Research & Papers

CiteAudit: You Cited It, But Did You Read It? A Benchmark for Verifying Scientific References in the LLM Era

New benchmark reveals LLMs fabricate plausible references, exposing a critical vulnerability in peer-reviewed science.

Deep Dive

Researchers from institutions including the University of Notre Dame have launched CiteAudit, the first comprehensive benchmark designed to detect hallucinated scientific references generated by large language models (LLMs). The project addresses a growing crisis in academic publishing, where fabricated citations that appear plausible but correspond to no real publication have already infiltrated submissions and even accepted papers at major machine learning conferences. As manually verifying the exploding volume of references becomes impossible, CiteAudit provides a critical, automated infrastructure to safeguard the attribution and integrity of scientific research, exposing a fundamental vulnerability in the current peer-review process.

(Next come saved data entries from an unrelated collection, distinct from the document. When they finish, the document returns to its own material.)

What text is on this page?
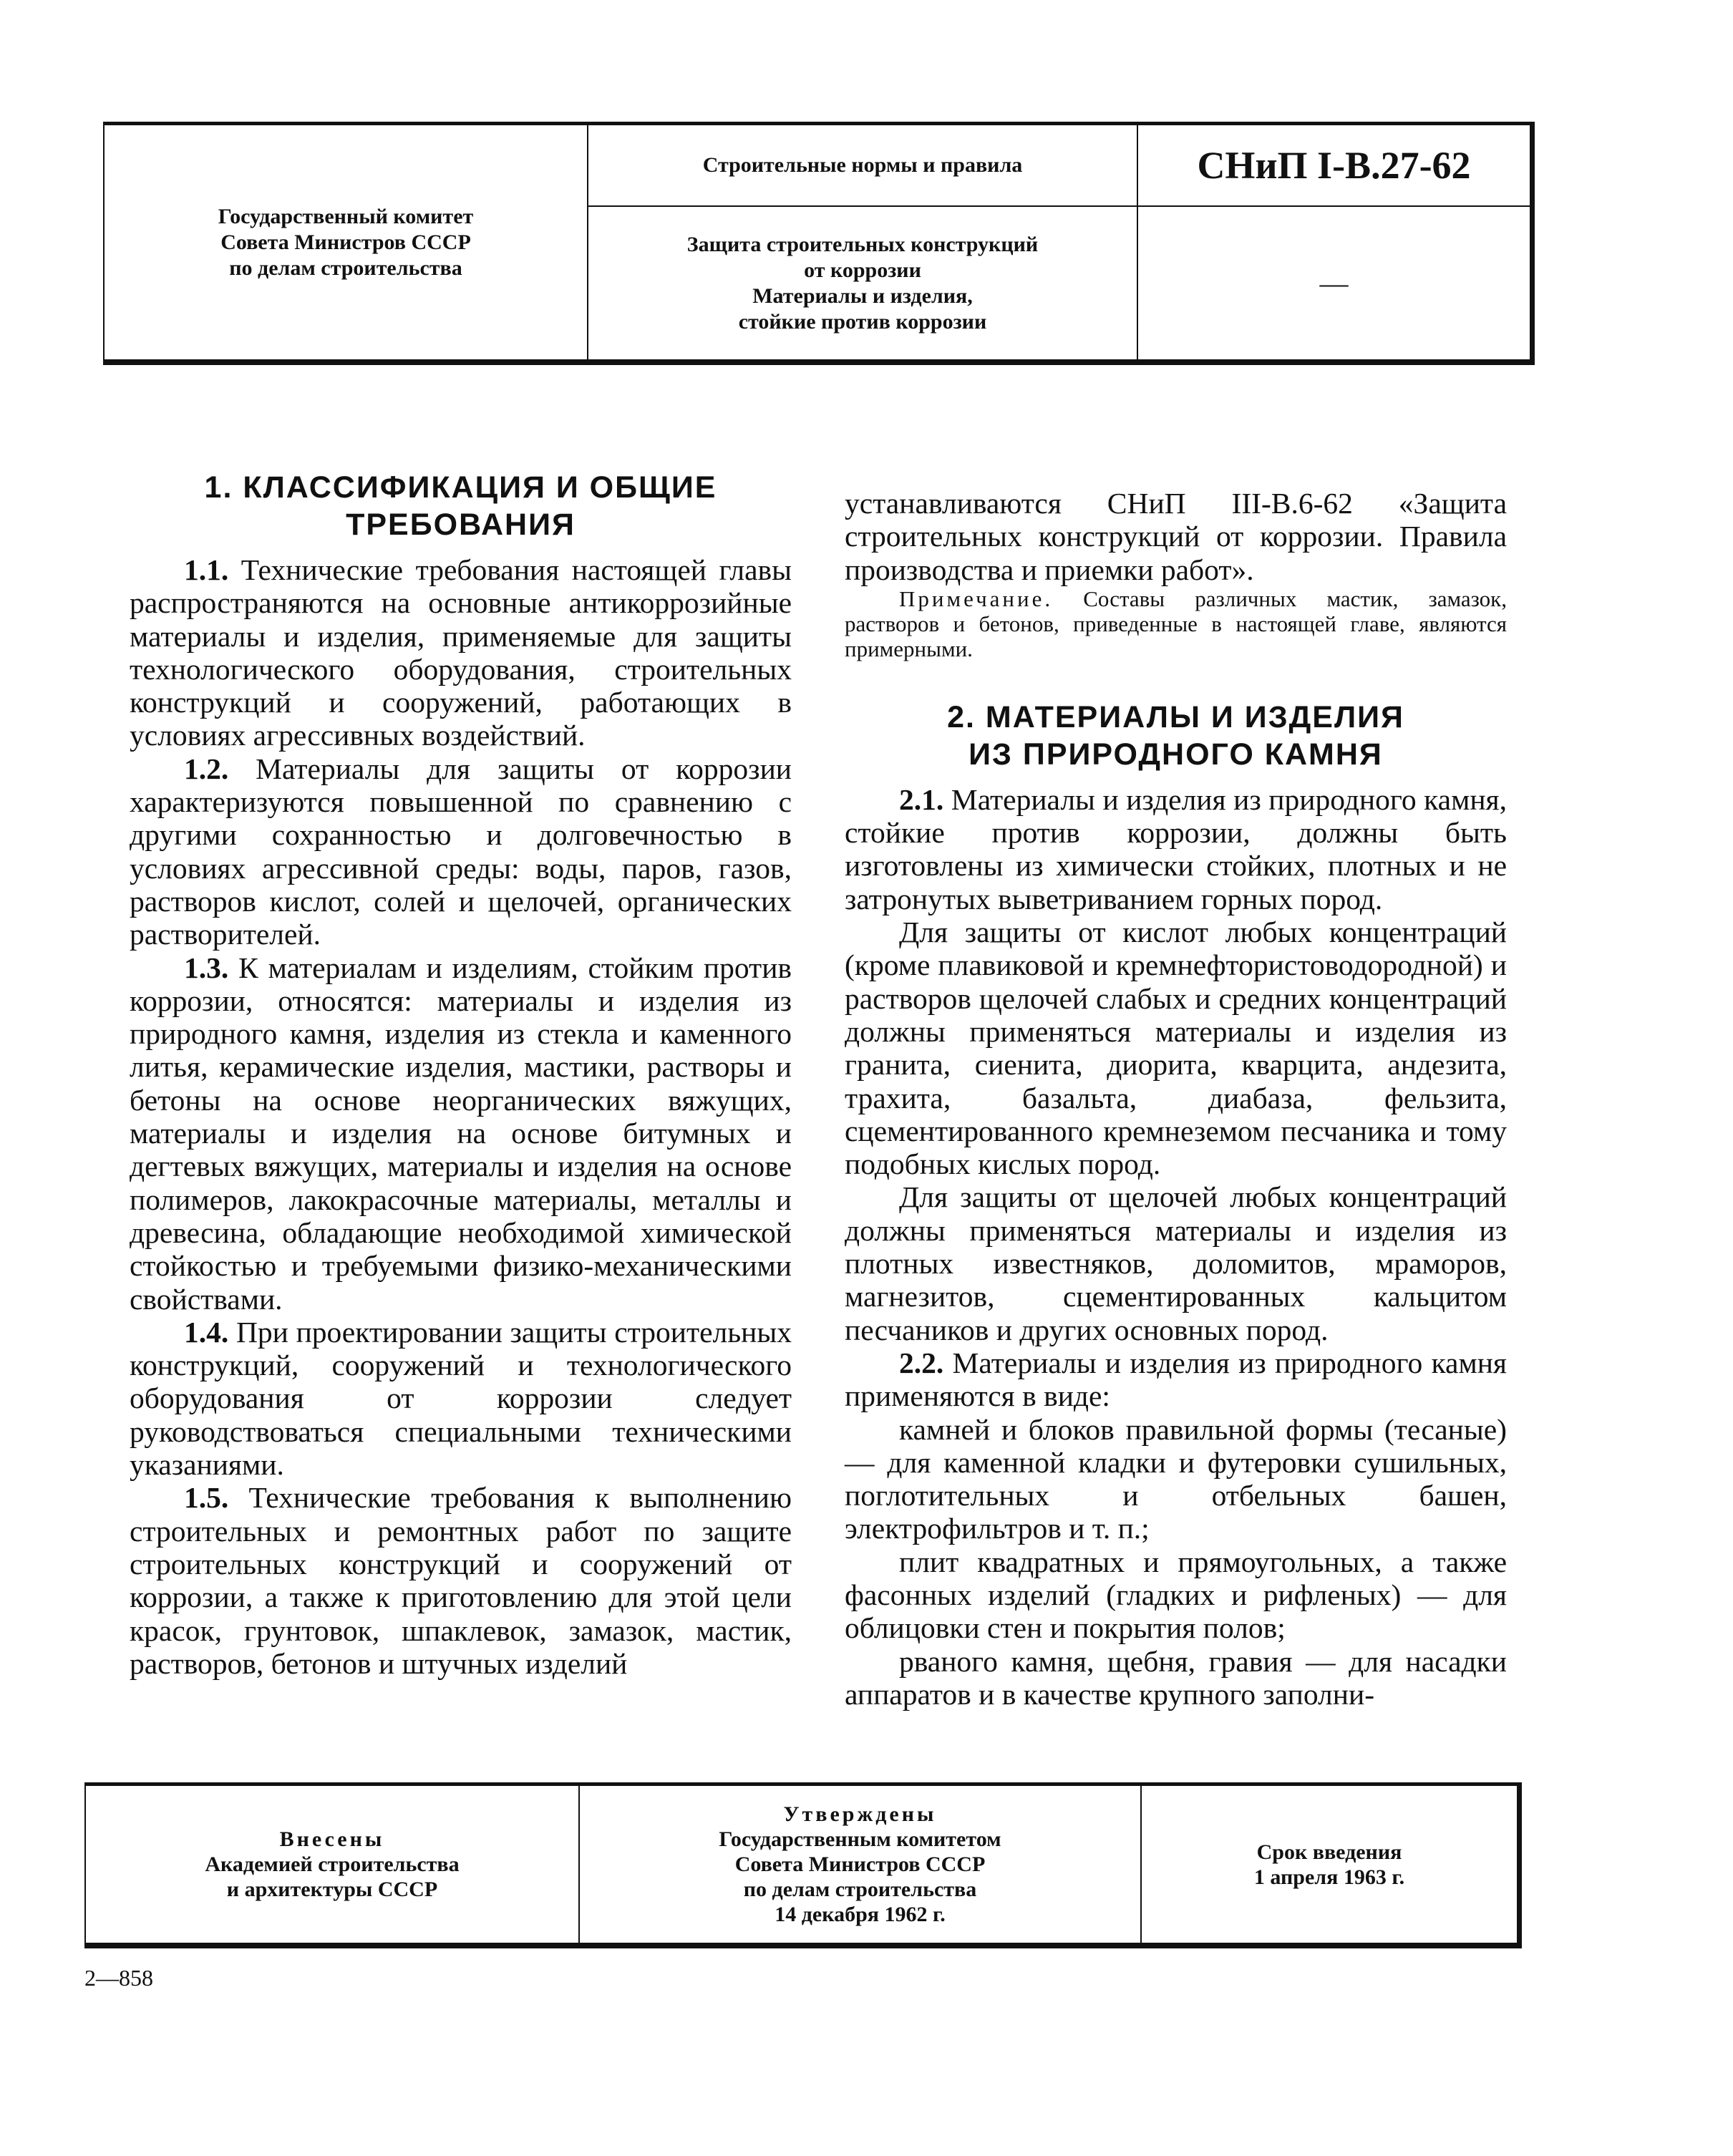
Государственный комитет
Совета Министров СССР
по делам строительства
Строительные нормы и правила
Защита строительных конструкций
от коррозии
Материалы и изделия,
стойкие против коррозии
СНиП I-В.27-62
—
1. КЛАССИФИКАЦИЯ И ОБЩИЕ
ТРЕБОВАНИЯ

1.1. Технические требования настоящей главы распространяются на основные антикоррозийные материалы и изделия, применяемые для защиты технологического оборудования, строительных конструкций и сооружений, работающих в условиях агрессивных воздействий.

1.2. Материалы для защиты от коррозии характеризуются повышенной по сравнению с другими сохранностью и долговечностью в условиях агрессивной среды: воды, паров, газов, растворов кислот, солей и щелочей, органических растворителей.

1.3. К материалам и изделиям, стойким против коррозии, относятся: материалы и изделия из природного камня, изделия из стекла и каменного литья, керамические изделия, мастики, растворы и бетоны на основе неорганических вяжущих, материалы и изделия на основе битумных и дегтевых вяжущих, материалы и изделия на основе полимеров, лакокрасочные материалы, металлы и древесина, обладающие необходимой химической стойкостью и требуемыми физико-механическими свойствами.

1.4. При проектировании защиты строительных конструкций, сооружений и технологического оборудования от коррозии следует руководствоваться специальными техническими указаниями.

1.5. Технические требования к выполнению строительных и ремонтных работ по защите строительных конструкций и сооружений от коррозии, а также к приготовлению для этой цели красок, грунтовок, шпаклевок, замазок, мастик, растворов, бетонов и штучных изделий

устанавливаются СНиП III-В.6-62 «Защита строительных конструкций от коррозии. Правила производства и приемки работ».

Примечание. Составы различных мастик, замазок, растворов и бетонов, приведенные в настоящей главе, являются примерными.

2. МАТЕРИАЛЫ И ИЗДЕЛИЯ
ИЗ ПРИРОДНОГО КАМНЯ

2.1. Материалы и изделия из природного камня, стойкие против коррозии, должны быть изготовлены из химически стойких, плотных и не затронутых выветриванием горных пород.

Для защиты от кислот любых концентраций (кроме плавиковой и кремнефтористоводородной) и растворов щелочей слабых и средних концентраций должны применяться материалы и изделия из гранита, сиенита, диорита, кварцита, андезита, трахита, базальта, диабаза, фельзита, сцементированного кремнеземом песчаника и тому подобных кислых пород.

Для защиты от щелочей любых концентраций должны применяться материалы и изделия из плотных известняков, доломитов, мраморов, магнезитов, сцементированных кальцитом песчаников и других основных пород.

2.2. Материалы и изделия из природного камня применяются в виде:

камней и блоков правильной формы (тесаные) — для каменной кладки и футеровки сушильных, поглотительных и отбельных башен, электрофильтров и т. п.;

плит квадратных и прямоугольных, а также фасонных изделий (гладких и рифленых) — для облицовки стен и покрытия полов;

рваного камня, щебня, гравия — для насадки аппаратов и в качестве крупного заполни-

Внесены
Академией строительства
и архитектуры СССР
Утверждены
Государственным комитетом
Совета Министров СССР
по делам строительства
14 декабря 1962 г.
Срок введения
1 апреля 1963 г.
2—858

The CiteAudit framework employs a sophisticated multi-agent verification pipeline that decomposes the complex task of citation checking into distinct, manageable steps: claim extraction, evidence retrieval, passage matching, reasoning, and a final calibrated judgment on whether a cited source genuinely supports its associated claim. The team constructed a large-scale, human-validated dataset across multiple scientific domains to train and evaluate the system, defining unified metrics for citation faithfulness and evidence alignment. In experiments, the framework demonstrated a significant performance leap over prior methods in both accuracy and interpretability. This work provides publishers, reviewers, and researchers with the first practical, scalable tool to audit the trustworthiness of references, marking a necessary evolution in quality control for the AI-augmented scientific era.

Key Points
  • First benchmark for detecting LLM-hallucinated citations, with a human-validated dataset across scientific domains.
  • Uses a multi-agent pipeline for verification, outperforming prior methods in accuracy and interpretability.
  • Reveals substantial citation errors in state-of-the-art LLMs, exposing a critical flaw in modern scientific publishing.

Why It Matters

Provides essential infrastructure for journals and conferences to maintain scientific integrity as AI-generated content proliferates.